Think first of a relational database as offering you tables in which every row has the same set of columns, and the database engine enforces that rule and other rules you specify for each table.
That’s called the database schema. An enforced schema is a big help for some applications and a huge pain for others. Some applications call for a much more flexible approach. For example, a NoSQL schema.
In other words, for these applications not all the rows might need to have the same columns. And in fact, the database might be designed to take advantage of that by sparsely populating the rows. That’s part of what makes a NoSQL database what it is. Which brings us to Bigtable.
Your databases in Bigtable are sparsely populated tables that can scale to billions of rows and thousands of columns allowing you to store petabytes of data.
GCP fully manages the surface, so you don’t have to configure and tune it. It’s ideal for data that has a single lookup key.
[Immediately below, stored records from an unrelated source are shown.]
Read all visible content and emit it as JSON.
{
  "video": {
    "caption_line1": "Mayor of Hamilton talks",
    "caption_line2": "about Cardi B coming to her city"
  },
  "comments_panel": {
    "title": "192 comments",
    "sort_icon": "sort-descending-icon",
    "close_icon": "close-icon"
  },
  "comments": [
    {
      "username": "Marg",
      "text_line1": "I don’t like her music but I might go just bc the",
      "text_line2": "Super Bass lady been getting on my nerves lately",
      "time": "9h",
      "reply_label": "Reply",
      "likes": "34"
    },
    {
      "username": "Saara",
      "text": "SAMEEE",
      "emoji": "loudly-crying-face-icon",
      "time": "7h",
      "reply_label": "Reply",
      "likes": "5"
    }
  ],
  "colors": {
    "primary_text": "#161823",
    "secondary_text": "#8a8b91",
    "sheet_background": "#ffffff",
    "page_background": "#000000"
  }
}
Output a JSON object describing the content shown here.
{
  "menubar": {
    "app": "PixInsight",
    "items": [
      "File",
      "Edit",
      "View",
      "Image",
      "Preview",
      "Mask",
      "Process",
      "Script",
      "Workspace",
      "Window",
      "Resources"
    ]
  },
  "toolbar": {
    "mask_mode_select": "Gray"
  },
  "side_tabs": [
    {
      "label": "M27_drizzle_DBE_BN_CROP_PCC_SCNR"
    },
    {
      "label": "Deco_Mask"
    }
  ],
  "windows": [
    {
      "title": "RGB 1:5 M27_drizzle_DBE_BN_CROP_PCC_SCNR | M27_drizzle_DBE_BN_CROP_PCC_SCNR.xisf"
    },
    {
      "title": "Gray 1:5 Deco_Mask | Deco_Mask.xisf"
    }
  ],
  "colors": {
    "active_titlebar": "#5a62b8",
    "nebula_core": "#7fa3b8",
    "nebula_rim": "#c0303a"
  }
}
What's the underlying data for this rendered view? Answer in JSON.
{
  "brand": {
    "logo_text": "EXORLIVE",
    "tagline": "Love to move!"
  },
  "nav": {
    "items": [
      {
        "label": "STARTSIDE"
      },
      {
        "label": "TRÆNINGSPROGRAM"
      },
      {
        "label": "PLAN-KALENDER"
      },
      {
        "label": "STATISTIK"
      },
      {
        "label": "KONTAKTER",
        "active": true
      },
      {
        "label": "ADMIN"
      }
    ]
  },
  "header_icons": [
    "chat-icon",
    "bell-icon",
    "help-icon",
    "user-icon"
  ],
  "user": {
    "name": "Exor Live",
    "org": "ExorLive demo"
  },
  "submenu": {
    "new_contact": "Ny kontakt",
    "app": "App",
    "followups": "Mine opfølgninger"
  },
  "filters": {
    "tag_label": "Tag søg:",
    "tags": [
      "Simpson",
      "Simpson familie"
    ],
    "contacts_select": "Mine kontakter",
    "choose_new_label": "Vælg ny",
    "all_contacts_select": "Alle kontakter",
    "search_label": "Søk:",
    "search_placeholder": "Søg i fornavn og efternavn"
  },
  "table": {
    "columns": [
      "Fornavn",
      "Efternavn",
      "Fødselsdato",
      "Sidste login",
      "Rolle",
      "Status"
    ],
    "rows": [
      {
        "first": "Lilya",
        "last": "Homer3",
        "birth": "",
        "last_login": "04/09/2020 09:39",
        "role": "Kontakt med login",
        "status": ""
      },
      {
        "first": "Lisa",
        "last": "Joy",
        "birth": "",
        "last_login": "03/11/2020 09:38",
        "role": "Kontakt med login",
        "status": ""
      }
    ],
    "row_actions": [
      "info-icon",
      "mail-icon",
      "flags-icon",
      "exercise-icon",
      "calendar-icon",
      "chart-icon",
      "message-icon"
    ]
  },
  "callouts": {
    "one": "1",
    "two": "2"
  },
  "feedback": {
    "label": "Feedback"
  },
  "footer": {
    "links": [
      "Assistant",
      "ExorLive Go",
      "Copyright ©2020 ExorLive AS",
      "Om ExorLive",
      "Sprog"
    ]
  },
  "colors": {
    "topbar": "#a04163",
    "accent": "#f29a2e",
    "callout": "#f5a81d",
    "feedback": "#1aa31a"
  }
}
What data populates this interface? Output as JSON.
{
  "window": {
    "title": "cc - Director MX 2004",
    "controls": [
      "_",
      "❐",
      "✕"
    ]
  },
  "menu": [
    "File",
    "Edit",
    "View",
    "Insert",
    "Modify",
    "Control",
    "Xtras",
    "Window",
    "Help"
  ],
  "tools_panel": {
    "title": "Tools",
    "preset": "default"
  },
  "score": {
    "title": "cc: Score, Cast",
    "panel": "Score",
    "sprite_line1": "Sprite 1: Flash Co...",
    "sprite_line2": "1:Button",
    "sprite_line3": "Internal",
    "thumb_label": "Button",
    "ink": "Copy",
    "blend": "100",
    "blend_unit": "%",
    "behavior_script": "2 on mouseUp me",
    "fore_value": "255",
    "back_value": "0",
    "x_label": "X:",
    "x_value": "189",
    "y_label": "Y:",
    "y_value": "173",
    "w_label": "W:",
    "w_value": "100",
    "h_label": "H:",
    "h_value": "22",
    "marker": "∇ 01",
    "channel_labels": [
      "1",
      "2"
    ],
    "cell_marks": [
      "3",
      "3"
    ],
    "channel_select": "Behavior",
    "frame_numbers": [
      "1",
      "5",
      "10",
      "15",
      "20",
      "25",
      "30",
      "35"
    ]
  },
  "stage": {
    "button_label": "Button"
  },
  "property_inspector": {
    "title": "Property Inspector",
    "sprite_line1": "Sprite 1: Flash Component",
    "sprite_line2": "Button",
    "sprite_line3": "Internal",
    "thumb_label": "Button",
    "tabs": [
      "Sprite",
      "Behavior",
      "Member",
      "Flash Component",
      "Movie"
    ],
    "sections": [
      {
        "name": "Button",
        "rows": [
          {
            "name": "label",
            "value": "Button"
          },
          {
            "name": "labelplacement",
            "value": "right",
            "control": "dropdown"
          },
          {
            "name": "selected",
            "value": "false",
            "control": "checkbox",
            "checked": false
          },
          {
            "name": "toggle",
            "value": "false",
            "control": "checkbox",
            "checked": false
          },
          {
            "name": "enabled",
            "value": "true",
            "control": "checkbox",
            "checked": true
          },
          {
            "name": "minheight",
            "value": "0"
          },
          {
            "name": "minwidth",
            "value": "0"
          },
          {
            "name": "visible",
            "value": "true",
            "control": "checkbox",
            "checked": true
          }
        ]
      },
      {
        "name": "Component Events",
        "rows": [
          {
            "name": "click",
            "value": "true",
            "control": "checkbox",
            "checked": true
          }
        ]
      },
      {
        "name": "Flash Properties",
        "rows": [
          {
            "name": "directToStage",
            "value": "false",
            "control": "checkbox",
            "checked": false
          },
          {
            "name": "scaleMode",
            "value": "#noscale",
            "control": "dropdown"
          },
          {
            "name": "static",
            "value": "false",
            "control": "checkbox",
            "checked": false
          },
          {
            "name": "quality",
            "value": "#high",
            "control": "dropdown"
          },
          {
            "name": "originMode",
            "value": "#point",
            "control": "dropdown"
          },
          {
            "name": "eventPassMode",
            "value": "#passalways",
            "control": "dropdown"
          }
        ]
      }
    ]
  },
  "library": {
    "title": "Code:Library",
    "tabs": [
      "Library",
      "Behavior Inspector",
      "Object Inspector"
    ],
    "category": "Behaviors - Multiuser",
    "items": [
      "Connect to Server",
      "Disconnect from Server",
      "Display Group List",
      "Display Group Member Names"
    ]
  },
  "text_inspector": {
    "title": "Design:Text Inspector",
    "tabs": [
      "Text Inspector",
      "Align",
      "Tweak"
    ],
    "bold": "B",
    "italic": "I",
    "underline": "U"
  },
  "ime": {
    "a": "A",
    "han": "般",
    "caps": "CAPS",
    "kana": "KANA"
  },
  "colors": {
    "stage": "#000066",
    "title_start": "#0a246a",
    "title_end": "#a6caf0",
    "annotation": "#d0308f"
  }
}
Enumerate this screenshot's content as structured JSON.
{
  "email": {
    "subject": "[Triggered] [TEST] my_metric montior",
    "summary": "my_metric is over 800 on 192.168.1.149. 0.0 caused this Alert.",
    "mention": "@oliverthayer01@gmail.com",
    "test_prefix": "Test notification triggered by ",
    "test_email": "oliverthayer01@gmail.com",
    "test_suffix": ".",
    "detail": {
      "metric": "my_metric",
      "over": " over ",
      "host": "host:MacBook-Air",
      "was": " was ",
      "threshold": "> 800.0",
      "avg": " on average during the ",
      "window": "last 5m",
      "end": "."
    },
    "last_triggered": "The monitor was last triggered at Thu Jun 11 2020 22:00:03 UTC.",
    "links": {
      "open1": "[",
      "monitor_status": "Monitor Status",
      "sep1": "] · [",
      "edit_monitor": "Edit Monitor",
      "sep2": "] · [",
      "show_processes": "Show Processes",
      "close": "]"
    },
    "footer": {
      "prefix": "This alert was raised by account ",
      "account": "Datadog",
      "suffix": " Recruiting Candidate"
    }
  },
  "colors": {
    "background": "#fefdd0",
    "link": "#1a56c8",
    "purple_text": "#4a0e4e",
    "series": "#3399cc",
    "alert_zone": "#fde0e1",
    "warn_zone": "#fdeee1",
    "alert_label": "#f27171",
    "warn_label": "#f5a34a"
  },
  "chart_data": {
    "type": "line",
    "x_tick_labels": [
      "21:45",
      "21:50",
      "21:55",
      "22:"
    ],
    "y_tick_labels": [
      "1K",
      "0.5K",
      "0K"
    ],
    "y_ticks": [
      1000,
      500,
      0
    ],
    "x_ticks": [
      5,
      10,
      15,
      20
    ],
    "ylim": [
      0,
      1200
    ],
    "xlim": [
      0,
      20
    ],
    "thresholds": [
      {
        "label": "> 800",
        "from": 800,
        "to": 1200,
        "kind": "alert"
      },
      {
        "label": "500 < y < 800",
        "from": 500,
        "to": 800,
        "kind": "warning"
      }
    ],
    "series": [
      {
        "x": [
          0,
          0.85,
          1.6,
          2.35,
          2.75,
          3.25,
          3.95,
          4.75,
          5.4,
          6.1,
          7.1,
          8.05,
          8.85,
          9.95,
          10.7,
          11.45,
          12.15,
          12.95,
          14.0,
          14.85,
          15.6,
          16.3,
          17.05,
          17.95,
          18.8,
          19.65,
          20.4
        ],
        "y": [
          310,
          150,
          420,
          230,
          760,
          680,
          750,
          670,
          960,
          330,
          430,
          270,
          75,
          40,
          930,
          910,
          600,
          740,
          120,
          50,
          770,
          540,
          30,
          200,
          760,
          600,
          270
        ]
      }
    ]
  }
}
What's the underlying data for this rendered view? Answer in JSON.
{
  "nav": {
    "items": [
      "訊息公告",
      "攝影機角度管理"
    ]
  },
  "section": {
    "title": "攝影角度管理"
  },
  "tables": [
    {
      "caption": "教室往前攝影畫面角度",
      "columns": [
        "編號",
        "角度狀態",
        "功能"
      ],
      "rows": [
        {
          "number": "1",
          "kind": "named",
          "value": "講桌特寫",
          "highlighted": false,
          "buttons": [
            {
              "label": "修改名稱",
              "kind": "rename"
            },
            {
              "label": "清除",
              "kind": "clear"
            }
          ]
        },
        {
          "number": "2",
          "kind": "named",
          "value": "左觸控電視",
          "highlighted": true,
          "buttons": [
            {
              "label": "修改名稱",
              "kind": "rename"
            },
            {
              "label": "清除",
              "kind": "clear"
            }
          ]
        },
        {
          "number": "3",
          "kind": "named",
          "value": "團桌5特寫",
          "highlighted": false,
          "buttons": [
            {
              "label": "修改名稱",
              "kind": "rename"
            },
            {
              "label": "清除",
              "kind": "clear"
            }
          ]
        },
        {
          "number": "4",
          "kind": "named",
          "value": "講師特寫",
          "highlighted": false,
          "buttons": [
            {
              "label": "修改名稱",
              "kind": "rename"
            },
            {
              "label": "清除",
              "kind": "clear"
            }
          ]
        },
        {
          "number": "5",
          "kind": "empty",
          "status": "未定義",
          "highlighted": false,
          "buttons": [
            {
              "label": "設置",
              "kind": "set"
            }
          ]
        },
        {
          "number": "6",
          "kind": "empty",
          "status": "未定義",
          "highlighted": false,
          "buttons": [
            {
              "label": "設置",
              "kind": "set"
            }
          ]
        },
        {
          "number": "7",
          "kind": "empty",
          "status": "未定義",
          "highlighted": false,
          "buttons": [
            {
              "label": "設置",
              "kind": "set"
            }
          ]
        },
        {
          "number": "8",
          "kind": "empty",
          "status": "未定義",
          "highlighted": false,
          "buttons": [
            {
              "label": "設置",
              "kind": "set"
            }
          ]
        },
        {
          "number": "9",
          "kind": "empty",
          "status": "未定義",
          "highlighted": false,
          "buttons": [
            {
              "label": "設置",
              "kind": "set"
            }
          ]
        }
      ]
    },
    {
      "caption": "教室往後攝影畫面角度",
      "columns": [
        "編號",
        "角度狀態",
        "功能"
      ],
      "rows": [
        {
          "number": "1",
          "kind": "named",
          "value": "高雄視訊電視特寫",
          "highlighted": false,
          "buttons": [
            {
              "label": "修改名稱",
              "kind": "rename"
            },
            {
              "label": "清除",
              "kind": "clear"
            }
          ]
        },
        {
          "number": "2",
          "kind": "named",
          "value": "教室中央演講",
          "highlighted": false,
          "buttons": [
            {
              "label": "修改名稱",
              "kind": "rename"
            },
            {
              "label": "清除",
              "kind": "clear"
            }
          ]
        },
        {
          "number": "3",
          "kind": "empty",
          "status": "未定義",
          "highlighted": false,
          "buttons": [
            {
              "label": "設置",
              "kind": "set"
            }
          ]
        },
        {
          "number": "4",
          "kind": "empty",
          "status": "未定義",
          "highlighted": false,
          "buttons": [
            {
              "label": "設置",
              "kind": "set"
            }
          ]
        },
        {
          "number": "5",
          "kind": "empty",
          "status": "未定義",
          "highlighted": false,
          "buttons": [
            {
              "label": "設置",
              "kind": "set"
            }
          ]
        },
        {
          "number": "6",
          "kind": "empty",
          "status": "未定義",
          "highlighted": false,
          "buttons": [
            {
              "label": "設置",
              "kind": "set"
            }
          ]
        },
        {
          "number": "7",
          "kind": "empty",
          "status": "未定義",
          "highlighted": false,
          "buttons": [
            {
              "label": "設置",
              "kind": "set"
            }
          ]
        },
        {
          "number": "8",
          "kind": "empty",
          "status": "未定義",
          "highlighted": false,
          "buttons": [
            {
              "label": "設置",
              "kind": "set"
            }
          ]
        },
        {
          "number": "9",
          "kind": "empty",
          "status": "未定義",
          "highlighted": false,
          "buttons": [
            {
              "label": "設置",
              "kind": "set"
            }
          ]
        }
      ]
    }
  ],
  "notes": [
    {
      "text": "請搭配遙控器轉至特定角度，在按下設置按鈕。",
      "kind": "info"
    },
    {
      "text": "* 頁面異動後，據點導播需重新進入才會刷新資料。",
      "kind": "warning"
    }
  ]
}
Some application developers think of Bigtable as a persistent hash table. Cloud Bigtable is ideal for storing large amounts of data with very low latency. It supports high throughput, both read and write, so it’s a great choice for both operational and analytical applications including Internet of Things IoT, user analytics and financial data analysis.
Cloud Bigtable is offered through the same open-source API as HBase, which is the native database for the Apache Hadoop project.
Anyway, having the same API enables portability of applications between HBase and Bigtable. Given that you could manage your own Apache HBase installation, you might ask yourself,
Why should I choose Cloud Bigtable?
Here are a few reasons why you might.
First, scalability. If you manage your own Hbase installation, scaling past a certain rate of queries per second is going to be tough, but with Bigtable you can just increase your machine count which doesn’t even require downtime.
Also, Cloud Bigtable handles administration tasks like upgrades and restarts transparently.
All data in Cloud Bigtable is encrypted in both in-flight and at rest. You can even use IAM permissions to control who has access to Bigtable data.
One last reference point. Bigtable is actually the same database that powers many of Google’s core services including search, analytics, maps and Gmail.
As Cloud Bigtable is part of the GCP ecosystem, it can interact with other GCP services and third-party clients. From an application API perspective, data can be read from and written to Cloud Bigtable through a data service layer like Managed VMs, the HBase rest server or a Java server using the HBase client.
Typically, this will be to serve data to applications, dashboards and data services. Data can also be streamed in through a variety of popular stream processing frameworks, like Cloud Dataflow Streaming, Spark Streaming and Storm.
If streaming is not an option, data can also be read from and written to Cloud Bigtable through batch processes like Hadoop map reduce, Dataflow or Spark. Often summarized or newly calculated data is written back to Cloud Bigtable or to a downstream database.